- “The relief package will add to a fiscal deficit which we cannot afford at the moment,” Finance Secretary Hamed Yaqoob Sheikh.
- Fiscal deficit could go as high as 10% of gross domestic product, according to Sharif’s top economic adviser Miftah Ismail.
- Sharif meets his economic team on Thursday to tackle the subsidies.
ISLAMABAD: Pakistan’s new government led by Prime Minister Shehbaz Sharif is in internal discussions on whether to roll back fuel and power subsidies that have blown a hole in public finances amid a stuttering economy, officials said.
Former premier Imran Khan, who was ousted in a confidence vote this week, announced a cut in petrol and electricity prices in February despite soaring global prices in a bid to win back popular support.
But that relief measure, estimated at 373 billion Pakistani rupees ($2.06 billion), has stretched government finances in a way that cannot be sustained, the finance ministry’s top bureaucrat said. It has also endangered an ongoing International Monetary Fund rescue programme.
“The relief package will add to a fiscal deficit which we cannot afford at the moment,” Finance Secretary Hamed Yaqoob Sheikh told Reuters.
“Either it has to be rolled back or compensating reductions in other expenditures would be required to ensure that the primary balance agreed with the IMF is achieved,” he said.
The primary budget balance excludes debt repayment obligations.
The fiscal deficit could go as high as 10% of gross domestic product, according to Sharif’s top economic adviser Miftah Ismail, widely expected to be named finance minister.
Sharif met his economic team on Thursday to tackle the subsidies.
“We have been discussing this before (with the previous government) and are discussing it again with the new government as well,” a finance ministry official told Reuters, speaking on the condition of anonymity.
The officials are proposing spreading the subsidies’ roll-back over two to three months to soften its impact, he said, adding that the decision was now with the new political leadership.

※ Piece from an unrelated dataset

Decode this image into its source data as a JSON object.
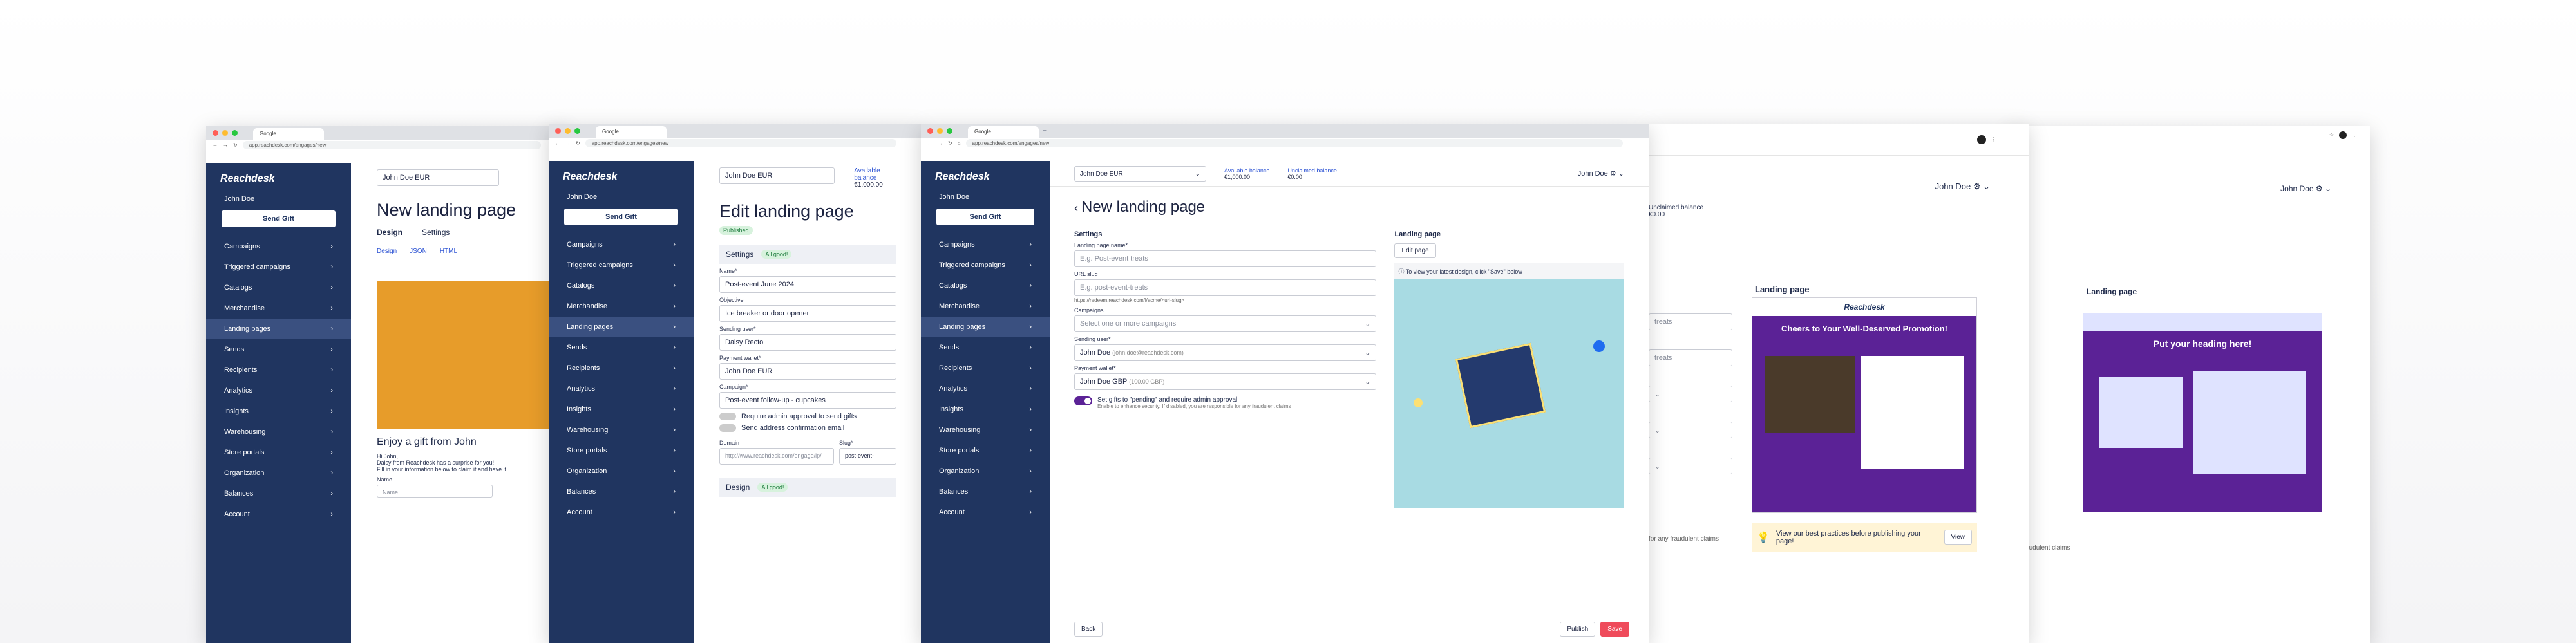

Pakistan is in the midst of a $6 billion IMF bailout programme and is yet to clear its seventh review that would release over $900 million and unlock other funding that depends on the fund’s clearance.
The seventh review started in early March, but no agreement had been reached before the collapse of Khan’s government.
“Following the no-confidence motion, the IMF stands ready to engage with the Pakistan government and enquire about its policy plans,” IMF’s Resident Representative Esther Perez Ruiz told Reuters.
Pakistan has enough reserves to finance 45 to 50 days’ worth of imports, Ismail said. Foreign exchange reserves held by the central bank fell to $11.3 billion from $16.2 billion in the matter of a month, according to figures released last week.
A reversal of the fuel subsidies will be politically sensitive for the new government trying to shore up popular support at a time when inflation is running at 12.7%.
“Either the new government can raise prices which will be politically costly, or they could cover the deficit by reducing other non-development expenditures which will prove politically difficult,” said Kaiser Bengali, a Pakistani economist who has previously held a number of government advisory roles.